What do you think it was?
Was it Lunokhod?
That is correct.
It was Lunokhod 1 that beat the Apollo 15 lunar rover by a little more than half a year.
Round of applause for that winner.
And a Planetary Society, Planetary Radio t-shirt.
Congratulations.
Next question.
All right.
What was the first successful Mars rover? And for bonus points, who was it named after? First successful Mars rover, who was it
named after? No, what was, yeah, that's just bonus. Okay, and I don't need to repeat everything you
say. I don't need to repeat everything you say. I don't need to repeat everything you say. Stop it.
to repeat everything you say. I don't need to repeat everything you say. Stop it.
Okay. No guesses?
Oh, way over there. Sorry.
Oh, I don't know. Alright.
Abby, go ahead. That was the Sojourner
Rover named after Sojourner Truth.
That is correct. The Sojourner Rover named after
Sojourner Truth.
Name derived
from a Planetary Society run contest.
Oh!
That's all right.
It went to her boss,
which she'd be smart to leave it with him probably.
So, all right.
How many cameras does Curiosity have?
Oh, man.
Like I said, lots and lots.
First, we take the people
who are not employed by the project.
And if none of them answer,
then we'll go to people employed by the project.
Go ahead.
Wild guesses, folks. Way off there on the side. sir 17 i'm sorry what 17 17 is correct nice work
unfortunately this one's farther the short shirts don't throw very well oh nicely done
better catch that could have gotten worse.
You got one more?
I always have one more.
What two Planetary Society founders have Martian craters named after them?
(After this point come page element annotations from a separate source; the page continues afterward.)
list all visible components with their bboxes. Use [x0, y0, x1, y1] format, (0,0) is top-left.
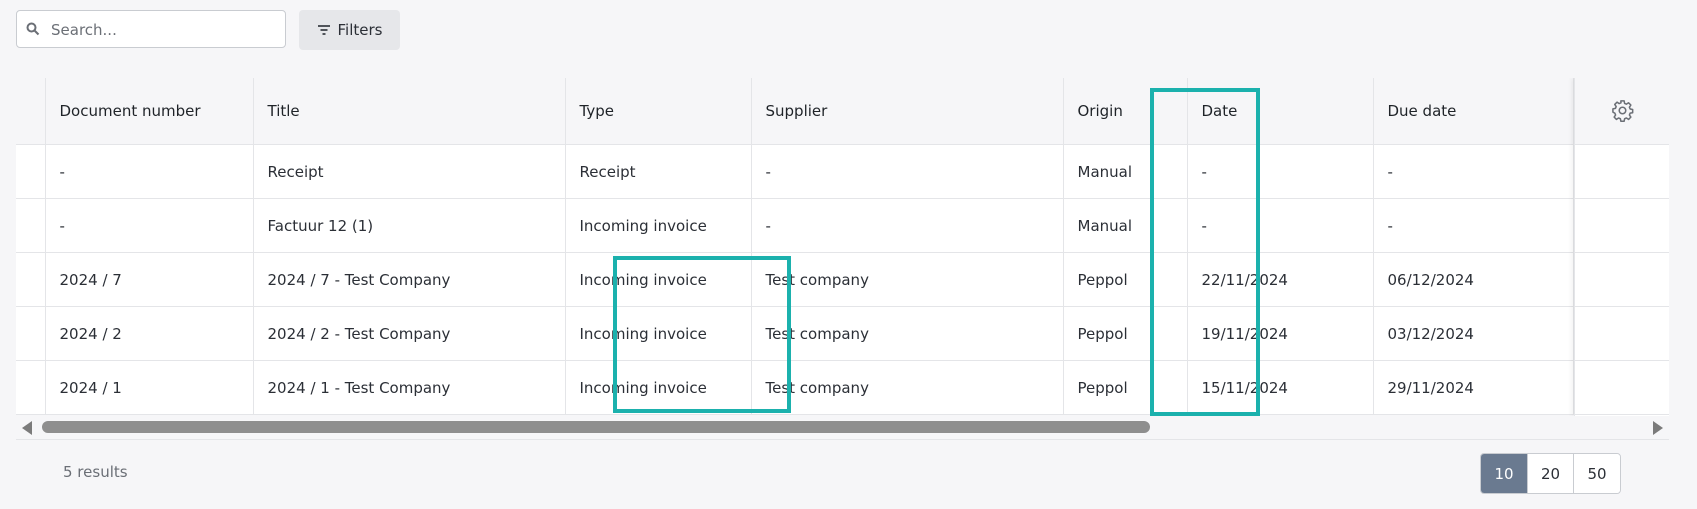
- scrollbar-thumb[interactable]: [42, 421, 1150, 433]
- cell-type: Incoming invoice: [565, 198, 752, 253]
- cell-title: 2024 / 2 - Test Company: [253, 306, 566, 361]
- table-row[interactable]: 2024 / 1 2024 / 1 - Test Company Incomin…: [16, 360, 1574, 415]
- gear-icon[interactable]: [1611, 99, 1634, 122]
- table-row[interactable]: 2024 / 7 2024 / 7 - Test Company Incomin…: [16, 252, 1574, 307]
- cell-title: 2024 / 1 - Test Company: [253, 360, 566, 415]
- settings-cell: [1575, 199, 1669, 253]
- cell-type: Incoming invoice: [565, 306, 752, 361]
- column-header-type[interactable]: Type: [565, 78, 752, 145]
- cell-supplier: Test company: [751, 360, 1064, 415]
- table-row[interactable]: - Receipt Receipt - Manual - -: [16, 144, 1574, 199]
- cell-origin: Manual: [1063, 144, 1188, 199]
- cell-document-number: 2024 / 7: [45, 252, 254, 307]
- documents-table: Document number Title Type Supplier Orig…: [16, 78, 1669, 416]
- search-icon: [26, 22, 40, 36]
- cell-supplier: -: [751, 144, 1064, 199]
- cell-title: 2024 / 7 - Test Company: [253, 252, 566, 307]
- filters-label: Filters: [337, 21, 383, 39]
- cell-origin: Manual: [1063, 198, 1188, 253]
- column-header-document-number[interactable]: Document number: [45, 78, 254, 145]
- column-header-title[interactable]: Title: [253, 78, 566, 145]
- column-header-date[interactable]: Date: [1187, 78, 1374, 145]
- row-select-cell: [16, 360, 46, 415]
- cell-supplier: -: [751, 198, 1064, 253]
- results-count: 5 results: [63, 463, 128, 481]
- settings-cell: [1575, 307, 1669, 361]
- toolbar: Filters: [16, 10, 400, 50]
- settings-column: [1574, 78, 1669, 416]
- cell-title: Receipt: [253, 144, 566, 199]
- cell-date: 15/11/2024: [1187, 360, 1374, 415]
- cell-document-number: -: [45, 198, 254, 253]
- cell-document-number: 2024 / 2: [45, 306, 254, 361]
- page-size-50-button[interactable]: 50: [1573, 454, 1620, 493]
- cell-origin: Peppol: [1063, 306, 1188, 361]
- settings-cell: [1575, 145, 1669, 199]
- cell-supplier: Test company: [751, 306, 1064, 361]
- cell-due-date: -: [1373, 198, 1574, 253]
- filter-icon: [317, 25, 330, 35]
- header-row: Document number Title Type Supplier Orig…: [16, 78, 1574, 145]
- scroll-left-arrow-icon[interactable]: [22, 421, 32, 435]
- search-input[interactable]: [49, 11, 281, 49]
- cell-type: Incoming invoice: [565, 360, 752, 415]
- column-header-origin[interactable]: Origin: [1063, 78, 1188, 145]
- table-row[interactable]: 2024 / 2 2024 / 2 - Test Company Incomin…: [16, 306, 1574, 361]
- cell-type: Receipt: [565, 144, 752, 199]
- row-select-cell: [16, 144, 46, 199]
- page-size-10-button[interactable]: 10: [1481, 454, 1527, 493]
- cell-date: 19/11/2024: [1187, 306, 1374, 361]
- settings-header: [1575, 78, 1669, 145]
- cell-due-date: 03/12/2024: [1373, 306, 1574, 361]
- cell-document-number: 2024 / 1: [45, 360, 254, 415]
- cell-supplier: Test company: [751, 252, 1064, 307]
- row-select-cell: [16, 198, 46, 253]
- column-header-supplier[interactable]: Supplier: [751, 78, 1064, 145]
- cell-due-date: 29/11/2024: [1373, 360, 1574, 415]
- filters-button[interactable]: Filters: [299, 10, 400, 50]
- cell-title: Factuur 12 (1): [253, 198, 566, 253]
- cell-due-date: -: [1373, 144, 1574, 199]
- table-row[interactable]: - Factuur 12 (1) Incoming invoice - Manu…: [16, 198, 1574, 253]
- cell-origin: Peppol: [1063, 360, 1188, 415]
- cell-due-date: 06/12/2024: [1373, 252, 1574, 307]
- cell-date: -: [1187, 144, 1374, 199]
- row-select-cell: [16, 306, 46, 361]
- column-header-due-date[interactable]: Due date: [1373, 78, 1574, 145]
- cell-type: Incoming invoice: [565, 252, 752, 307]
- data-table: Document number Title Type Supplier Orig…: [16, 78, 1574, 415]
- cell-date: 22/11/2024: [1187, 252, 1374, 307]
- settings-cell: [1575, 253, 1669, 307]
- row-select-cell: [16, 252, 46, 307]
- page-size-20-button[interactable]: 20: [1527, 454, 1573, 493]
- horizontal-scrollbar[interactable]: [16, 416, 1669, 440]
- scroll-right-arrow-icon[interactable]: [1653, 421, 1663, 435]
- page-size-selector: 10 20 50: [1480, 453, 1621, 494]
- cell-document-number: -: [45, 144, 254, 199]
- cell-origin: Peppol: [1063, 252, 1188, 307]
- cell-date: -: [1187, 198, 1374, 253]
- search-box[interactable]: [16, 10, 286, 49]
- select-column-header: [16, 78, 46, 145]
- settings-cell: [1575, 361, 1669, 415]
And as a side note, both craters are about 90 kilometers in diameter.
There are only three founders, so you can't go too far wrong.
I'd say Bruce Murray and Carl Sagan.
That is correct.
All right.
All right, one more.
Who was the Curiosity Landing Site named after?
Curiosity Landing Site.
I will give you a hint.
Famous L.A.-based science fiction writer who loved Mars right back there.
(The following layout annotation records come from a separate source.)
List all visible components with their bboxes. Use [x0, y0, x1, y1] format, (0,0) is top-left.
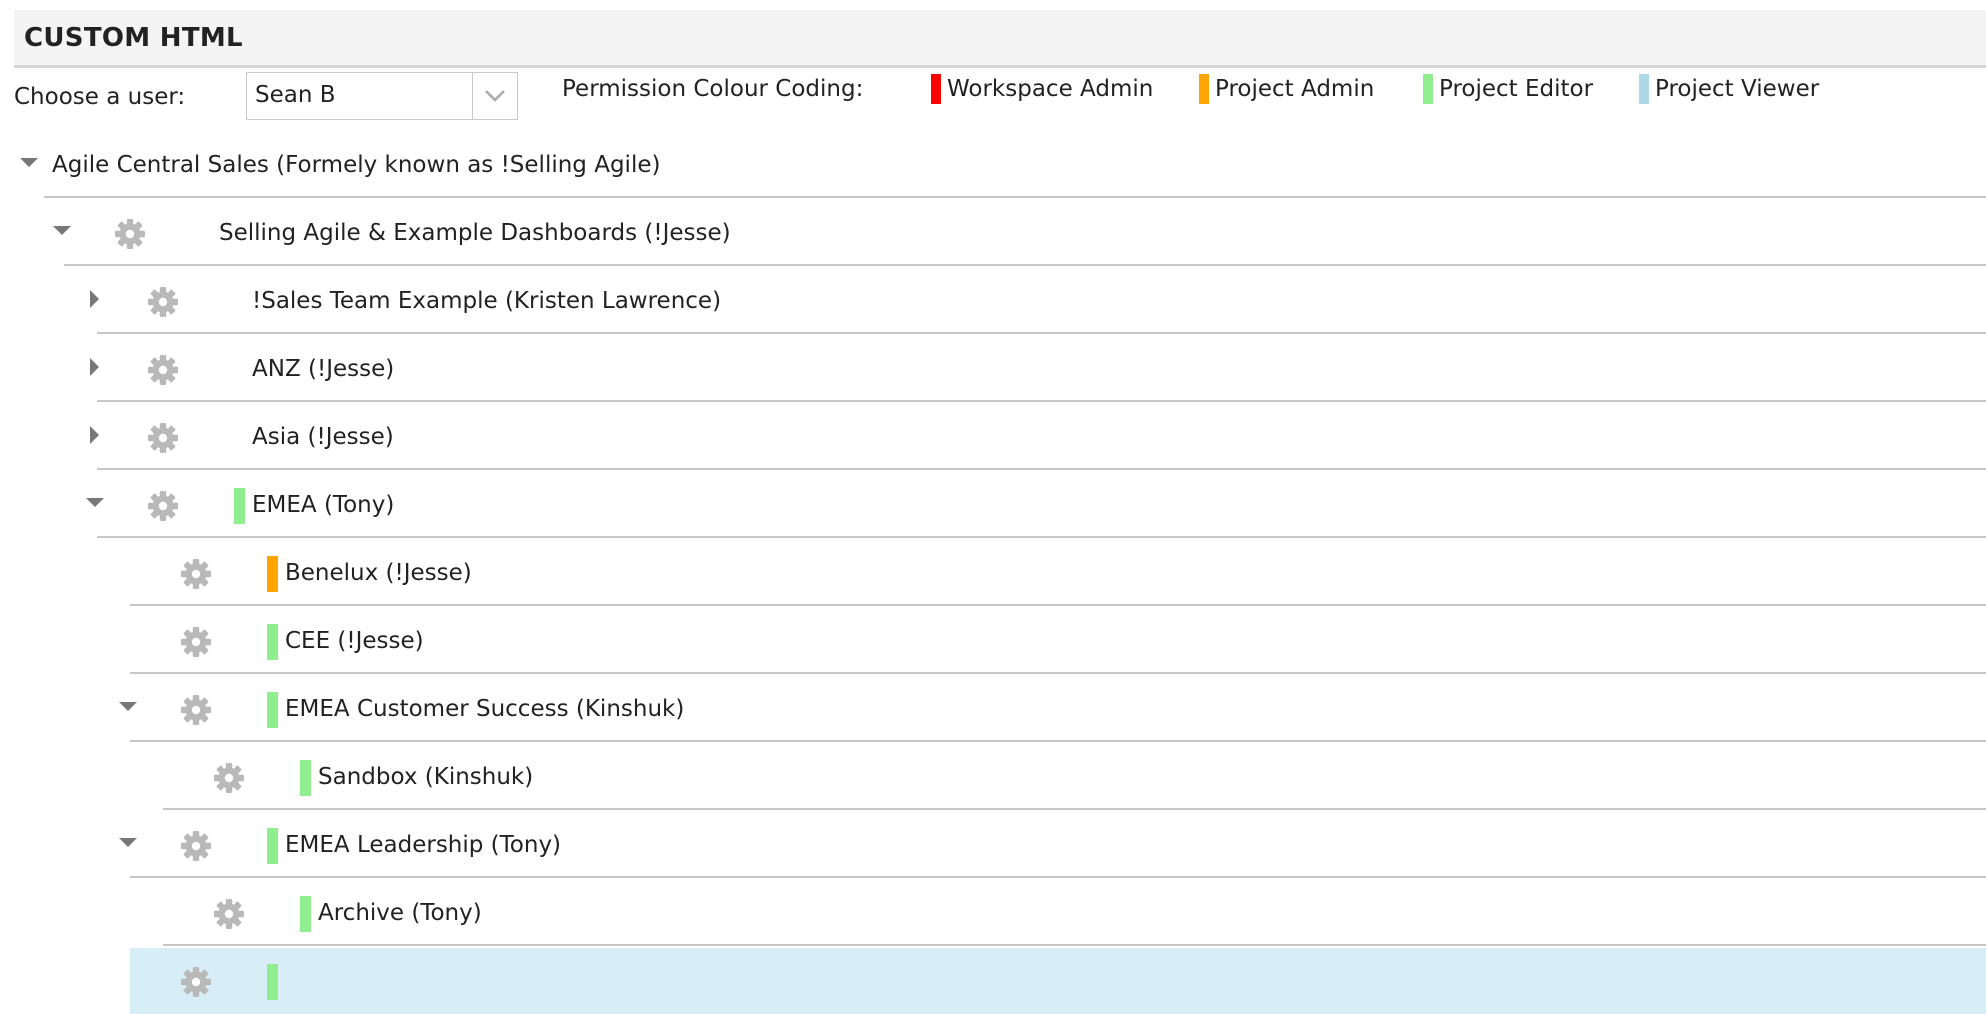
gear-icon[interactable]	[146, 489, 180, 523]
tree-row[interactable]: Selling Agile & Example Dashboards (!Jes…	[53, 200, 1986, 266]
tree-row[interactable]: CEE (!Jesse)	[130, 608, 1986, 674]
gear-icon[interactable]	[179, 625, 213, 659]
tree-row-label: Sandbox (Kinshuk)	[318, 764, 534, 790]
collapse-toggle-icon[interactable]	[117, 696, 139, 718]
tree-row[interactable]: EMEA (Tony)	[86, 472, 1986, 538]
choose-user-label: Choose a user:	[14, 84, 186, 110]
collapse-toggle-icon[interactable]	[18, 152, 40, 174]
legend-text: Project Editor	[1439, 76, 1594, 102]
panel-title: CUSTOM HTML	[24, 23, 243, 53]
tree-row[interactable]: Agile Central Sales (Formely known as !S…	[20, 132, 1986, 198]
tree-row-label: EMEA (Tony)	[252, 492, 395, 518]
tree-row[interactable]: !Sales Team Example (Kristen Lawrence)	[90, 268, 1986, 334]
tree-row-label: !Sales Team Example (Kristen Lawrence)	[252, 288, 722, 314]
tree-row-label: Selling Agile & Example Dashboards (!Jes…	[219, 220, 731, 246]
expand-toggle-icon[interactable]	[84, 356, 106, 378]
legend-text: Workspace Admin	[947, 76, 1154, 102]
permission-bar	[267, 692, 278, 728]
panel-header: CUSTOM HTML	[14, 10, 1986, 68]
user-select[interactable]: Sean B	[246, 72, 518, 120]
tree-row-label: Archive (Tony)	[318, 900, 482, 926]
permission-bar	[267, 828, 278, 864]
tree-row[interactable]: Sandbox (Kinshuk)	[163, 744, 1986, 810]
gear-icon[interactable]	[179, 829, 213, 863]
user-select-value: Sean B	[255, 82, 336, 108]
tree-row-label: EMEA Customer Success (Kinshuk)	[285, 696, 685, 722]
expand-toggle-icon[interactable]	[84, 424, 106, 446]
permission-bar	[267, 556, 278, 592]
gear-icon[interactable]	[146, 285, 180, 319]
expand-toggle-icon[interactable]	[84, 288, 106, 310]
tree-row[interactable]: Benelux (!Jesse)	[130, 540, 1986, 606]
permission-bar	[300, 896, 311, 932]
tree-row-label: EMEA Leadership (Tony)	[285, 832, 562, 858]
legend-text: Project Viewer	[1655, 76, 1820, 102]
tree-row[interactable]: EMEA Leadership (Tony)	[119, 812, 1986, 878]
legend-swatch	[1639, 74, 1649, 104]
tree-row-label: Benelux (!Jesse)	[285, 560, 472, 586]
permission-bar	[234, 488, 245, 524]
chevron-down-icon[interactable]	[472, 73, 517, 119]
tree-row-label: ANZ (!Jesse)	[252, 356, 395, 382]
gear-icon[interactable]	[179, 693, 213, 727]
tree-row[interactable]: EMEA Customer Success (Kinshuk)	[119, 676, 1986, 742]
gear-icon[interactable]	[179, 557, 213, 591]
tree-row-label: Agile Central Sales (Formely known as !S…	[52, 152, 661, 178]
gear-icon[interactable]	[146, 421, 180, 455]
legend-label: Permission Colour Coding:	[562, 76, 864, 102]
tree-row-label: CEE (!Jesse)	[285, 628, 424, 654]
legend-swatch	[1423, 74, 1433, 104]
collapse-toggle-icon[interactable]	[51, 220, 73, 242]
gear-icon[interactable]	[146, 353, 180, 387]
tree-row[interactable]	[130, 948, 1986, 1014]
legend-swatch	[1199, 74, 1209, 104]
legend-text: Project Admin	[1215, 76, 1375, 102]
tree-row-label: Asia (!Jesse)	[252, 424, 394, 450]
tree-row[interactable]: ANZ (!Jesse)	[90, 336, 1986, 402]
tree-row[interactable]: Archive (Tony)	[163, 880, 1986, 946]
collapse-toggle-icon[interactable]	[117, 832, 139, 854]
gear-icon[interactable]	[212, 761, 246, 795]
gear-icon[interactable]	[179, 965, 213, 999]
permission-bar	[267, 964, 278, 1000]
permission-bar	[300, 760, 311, 796]
collapse-toggle-icon[interactable]	[84, 492, 106, 514]
legend-swatch	[931, 74, 941, 104]
permission-bar	[267, 624, 278, 660]
tree-row[interactable]: Asia (!Jesse)	[90, 404, 1986, 470]
gear-icon[interactable]	[113, 217, 147, 251]
gear-icon[interactable]	[212, 897, 246, 931]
Ray Bradbury. That is correct.
Nicely done. Congratulations. Congratulations to all of our winners. Now, Bruce, our question for
the audience at home. All right, so don't shout out the answer if you know it. At least according
to a NASA press kit, what country does the mound or mountain that Curiosity is exploring look like from orbit?
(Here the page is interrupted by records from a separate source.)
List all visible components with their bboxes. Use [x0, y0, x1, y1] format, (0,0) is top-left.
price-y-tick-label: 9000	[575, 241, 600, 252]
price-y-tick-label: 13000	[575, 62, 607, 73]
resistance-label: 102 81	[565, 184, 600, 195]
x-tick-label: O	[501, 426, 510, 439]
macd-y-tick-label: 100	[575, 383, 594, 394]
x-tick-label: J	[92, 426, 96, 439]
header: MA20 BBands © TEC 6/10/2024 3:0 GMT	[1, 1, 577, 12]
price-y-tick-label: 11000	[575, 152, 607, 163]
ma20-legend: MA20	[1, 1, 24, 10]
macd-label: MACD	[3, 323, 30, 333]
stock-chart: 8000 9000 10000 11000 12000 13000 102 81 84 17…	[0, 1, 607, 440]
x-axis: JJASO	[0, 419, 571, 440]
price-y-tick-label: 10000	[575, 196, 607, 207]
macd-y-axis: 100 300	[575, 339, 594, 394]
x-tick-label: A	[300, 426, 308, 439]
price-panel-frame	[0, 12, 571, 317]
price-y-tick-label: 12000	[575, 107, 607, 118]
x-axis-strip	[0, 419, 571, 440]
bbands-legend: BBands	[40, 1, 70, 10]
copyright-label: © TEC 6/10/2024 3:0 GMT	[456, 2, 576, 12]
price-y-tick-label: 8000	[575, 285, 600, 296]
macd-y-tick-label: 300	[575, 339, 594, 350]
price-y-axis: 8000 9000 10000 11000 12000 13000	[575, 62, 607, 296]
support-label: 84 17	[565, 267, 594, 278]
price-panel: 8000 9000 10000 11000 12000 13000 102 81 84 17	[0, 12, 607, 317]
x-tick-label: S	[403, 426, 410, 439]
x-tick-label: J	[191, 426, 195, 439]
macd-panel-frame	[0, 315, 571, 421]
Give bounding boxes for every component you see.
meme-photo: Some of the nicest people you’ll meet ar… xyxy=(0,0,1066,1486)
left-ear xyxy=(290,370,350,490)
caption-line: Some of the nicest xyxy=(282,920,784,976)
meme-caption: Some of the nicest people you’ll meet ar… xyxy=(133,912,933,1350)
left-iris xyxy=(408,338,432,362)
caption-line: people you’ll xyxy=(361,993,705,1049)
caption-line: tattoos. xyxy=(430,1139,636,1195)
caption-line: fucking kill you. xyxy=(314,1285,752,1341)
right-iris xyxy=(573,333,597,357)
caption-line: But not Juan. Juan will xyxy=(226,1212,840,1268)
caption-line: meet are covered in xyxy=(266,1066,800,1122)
What is Mount Sharp, named after Caltech professor Bob Sharp?
What does that whole thing look like?
And yes, I found it in an actual NASA press kit.
Go to planetary.org slash radio contest.
And you have until Wednesday, May 2nd at 8 a.m. Pacific time to get us this answer.
And you will, if you are chosen by random.org and have it right, win a Planetary Radio t-shirt and a 200-point itelescope.net account.
I think we're done.
All right, everybody, go out there, look up the night sky and think about if you wrote a 400-page book about your car and its activities, what would be in it?
Thank you, and good night.
Bruce Fetz is the chief scientist for the Planetary Society, who does join me every week here for Planetary Radio. We are done with this terrific tribute to Curiosity and its exploration of the red planet from Caltech,
the Athenaeum at Caltech.
And we will be back, of course, next week with another episode of Planetary Radio,
which is produced by the Planetary Society and made possible by its Martian members.
Ad Astra and Ad Ares, everybody. Good night.